[EN]How to render the Thai string correctly?

From the article on how to use u8g2 that can render Thai string through the drawUTF8() function of the u8g2 library, the rendering is not correct as shown in Figure 1, therefore, the code of libraries needs additionally adjusted to render correctly as in Figure 2.
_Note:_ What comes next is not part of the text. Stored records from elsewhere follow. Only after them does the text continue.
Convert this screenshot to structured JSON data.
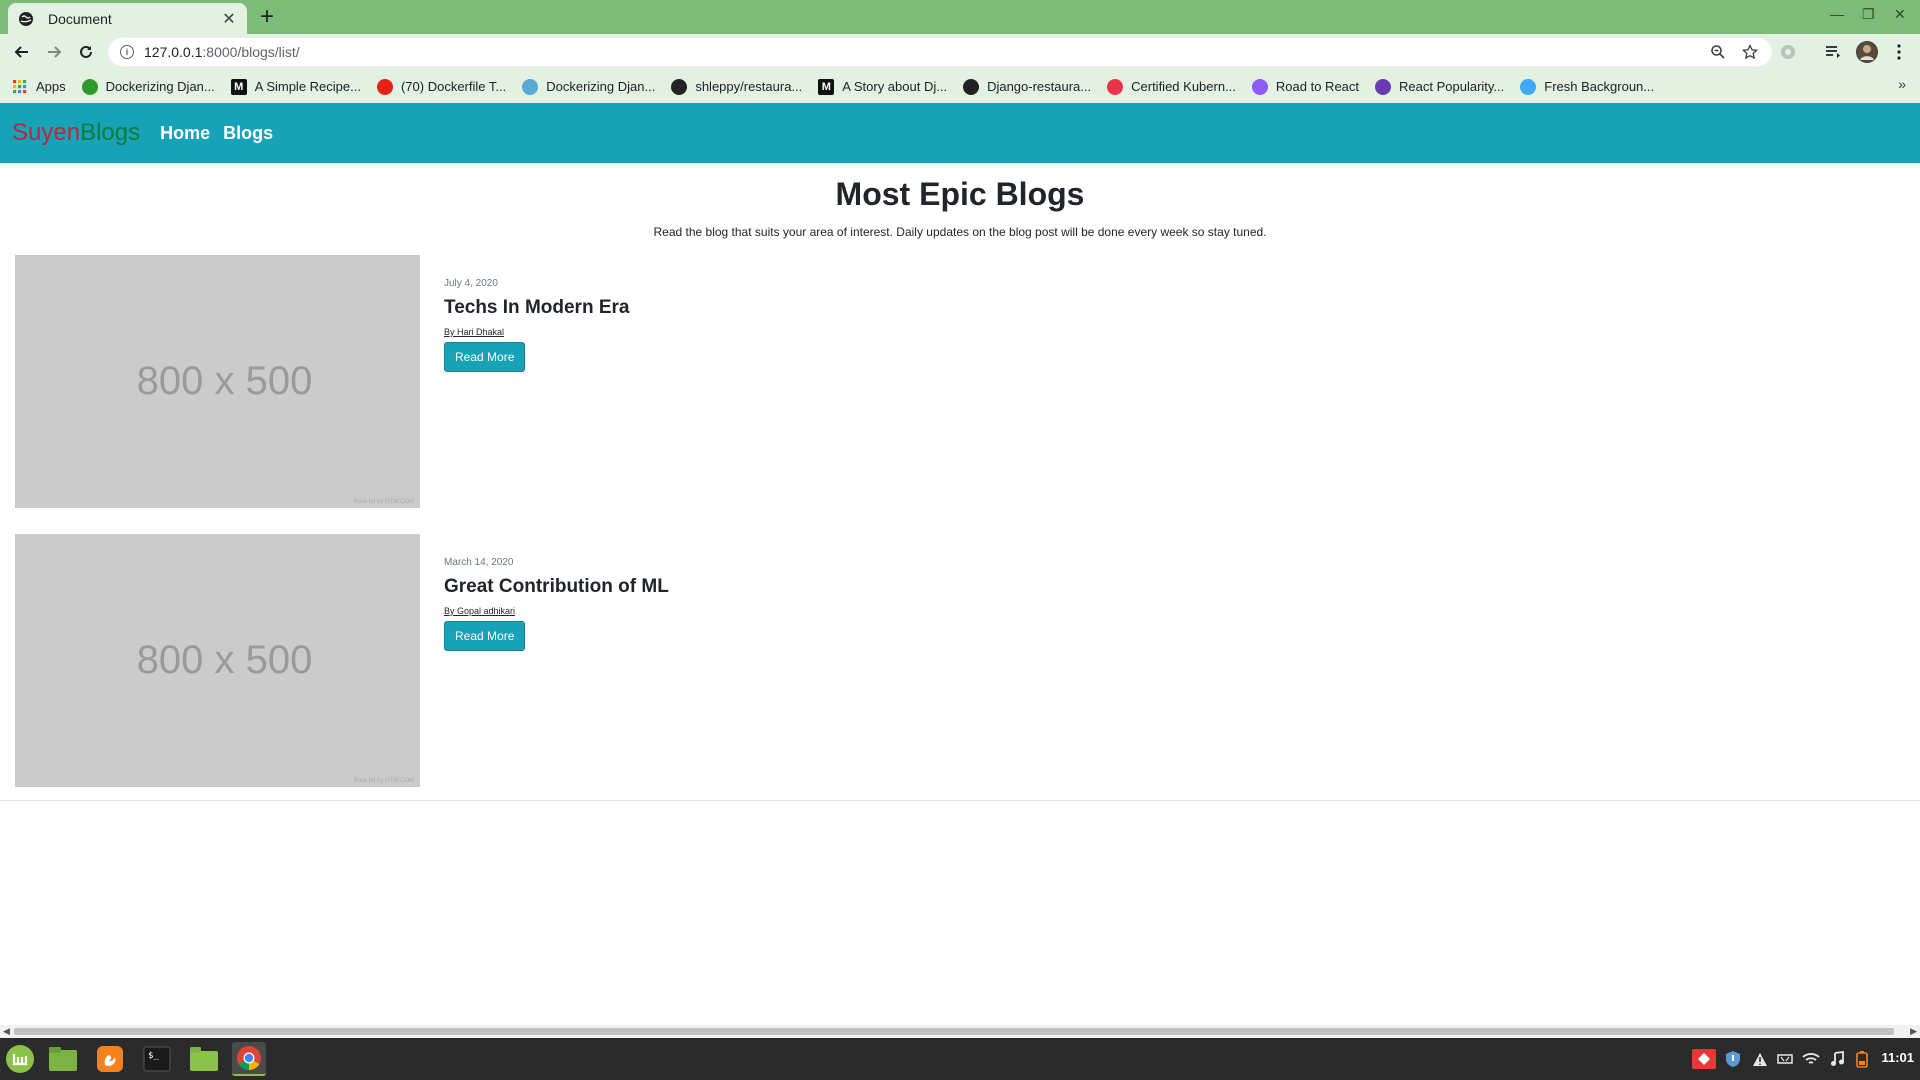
{
  "browser": {
    "tab_title": "Document",
    "tab_close": "✕",
    "new_tab": "+",
    "url_host": "127.0.0.1",
    "url_rest": ":8000/blogs/list/",
    "bookmarks": [
      {
        "label": "Apps",
        "icon": "apps-grid-icon",
        "color": "#e53935"
      },
      {
        "label": "Dockerizing Djan...",
        "icon": "django-favicon",
        "color": "#2e9a2e"
      },
      {
        "label": "A Simple Recipe...",
        "icon": "medium-favicon",
        "color": "#111111",
        "glyph": "M"
      },
      {
        "label": "(70) Dockerfile T...",
        "icon": "youtube-favicon",
        "color": "#e62117"
      },
      {
        "label": "Dockerizing Djan...",
        "icon": "cube-favicon",
        "color": "#5aa9d6"
      },
      {
        "label": "shleppy/restaura...",
        "icon": "github-favicon",
        "color": "#222222"
      },
      {
        "label": "A Story about Dj...",
        "icon": "medium-favicon",
        "color": "#111111",
        "glyph": "M"
      },
      {
        "label": "Django-restaura...",
        "icon": "github-favicon",
        "color": "#222222"
      },
      {
        "label": "Certified Kubern...",
        "icon": "record-favicon",
        "color": "#e8334a"
      },
      {
        "label": "Road to React",
        "icon": "info-favicon",
        "color": "#8b5cf6"
      },
      {
        "label": "React Popularity...",
        "icon": "react-favicon",
        "color": "#6a3ab2"
      },
      {
        "label": "Fresh Backgroun...",
        "icon": "drop-favicon",
        "color": "#3fa9f5"
      }
    ],
    "bookmarks_more": "»"
  },
  "site": {
    "brand_part1": "Suyen",
    "brand_part2": "Blogs",
    "brand_color1": "#b52a3a",
    "brand_color2": "#0f7c3a",
    "nav": [
      {
        "label": "Home"
      },
      {
        "label": "Blogs"
      }
    ],
    "accent": "#17a2b8",
    "heading": "Most Epic Blogs",
    "lead": "Read the blog that suits your area of interest. Daily updates on the blog post will be done every week so stay tuned.",
    "posts": [
      {
        "image_text": "800 x 500",
        "image_credit": "Rose let by HTW.COM",
        "date": "July 4, 2020",
        "title": "Techs In Modern Era",
        "author": "By Hari Dhakal",
        "button": "Read More"
      },
      {
        "image_text": "800 x 500",
        "image_credit": "Rose let by HTW.COM",
        "date": "March 14, 2020",
        "title": "Great Contribution of ML",
        "author": "By Gopal adhikari",
        "button": "Read More"
      }
    ]
  },
  "taskbar": {
    "clock": "11:01",
    "apps": [
      "mint-menu-icon",
      "files-icon",
      "firefox-icon",
      "terminal-icon",
      "folder-icon",
      "chrome-icon"
    ]
  }
}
Figure 1 drawUTF8() display before adjustment
Figure 2 drawUTF8() after adjustment

Problems and solutions

From Figure 1, it can be seen that the display of the mark is not correct. Since some tonal marks and vowels have to be positioned as the preceding consonants, we’ll work around the issue by checking the characters before displaying them to get the correct display position as shown in Figure 2.

Related functions

The display function called in the example program is u8g2.drawUTF8() where this command appears in the u8g2lib.h file and is written as follows:

u8g2_uint_t drawUTF8(u8g2_uint_t x, u8g2_uint_t y, const char *s) 
{ 
    return u8g2_DrawUTF8(&u8g2, x, y, s); 
}

That means it’s running u8g2_DrawUTF8(), which the above function is in the file named u8g2_font.c located in the csrc folder and coded as follows:

u8g2_uint_t u8g2_DrawUTF8(u8g2_t *u8g2, u8g2_uint_t x, u8g2_uint_t y, const char *str)
{
  u8g2->u8x8.next_cb = u8x8_utf8_next;
  return u8g2_draw_string(u8g2, x, y, str);
}

From the code of u8g2_DrawUTF8() there are 2 commands and found that it is called u8g2_draw_string() which is the actual target function for this edit.

u8g2_draw_string()

under the code of u8g2_draw_string() has the following code:


static u8g2_uint_t u8g2_draw_string(u8g2_t *u8g2, u8g2_uint_t x, u8g2_uint_t y, const char *str) U8G2_NOINLINE;
static u8g2_uint_t u8g2_draw_string(u8g2_t *u8g2, u8g2_uint_t x, u8g2_uint_t y, const char *str)
{
  uint16_t e;
  u8g2_uint_t delta, sum;
  u8x8_utf8_init(u8g2_GetU8x8(u8g2));
  sum = 0;
  for(;;)
  {
    e = u8g2->u8x8.next_cb(u8g2_GetU8x8(u8g2), (uint8_t)*str);
    if ( e == 0x0ffff )
      break;
    str++;
    if ( e != 0x0fffe )
    {
      delta = u8g2_DrawGlyph(u8g2, x, y, e);
    
#ifdef U8G2_WITH_FONT_ROTATION
      switch(u8g2->font_decode.dir)
      {
	case 0:
	  x += delta;
	  break;
	case 1:
	  y += delta;
	  break;
	case 2:
	  x -= delta;
	  break;
	case 3:
	  y -= delta;
	  break;
      }
      
      /*
      // requires 10 bytes more on avr
      x = u8g2_add_vector_x(x, delta, 0, u8g2->font_decode.dir);
      y = u8g2_add_vector_y(y, delta, 0, u8g2->font_decode.dir);
      */

#else
      x += delta;
#endif

      sum += delta;    
    }
  }
  return sum;
}

What we need to do is check whether the characters from the *str data are the vowels we need to adjust the x value to be passed to the function u8g2_DrawGlyph() to specify the position of the x-axis for display. In addition, we found that the variable delta is the width of the drawn characters, so for safety reasons you should declare delta to 0 when declaring variables:

u8g2_uint_t delta=0, sum;

After that, it will be found that the character data is converted to Unicode code with the following command.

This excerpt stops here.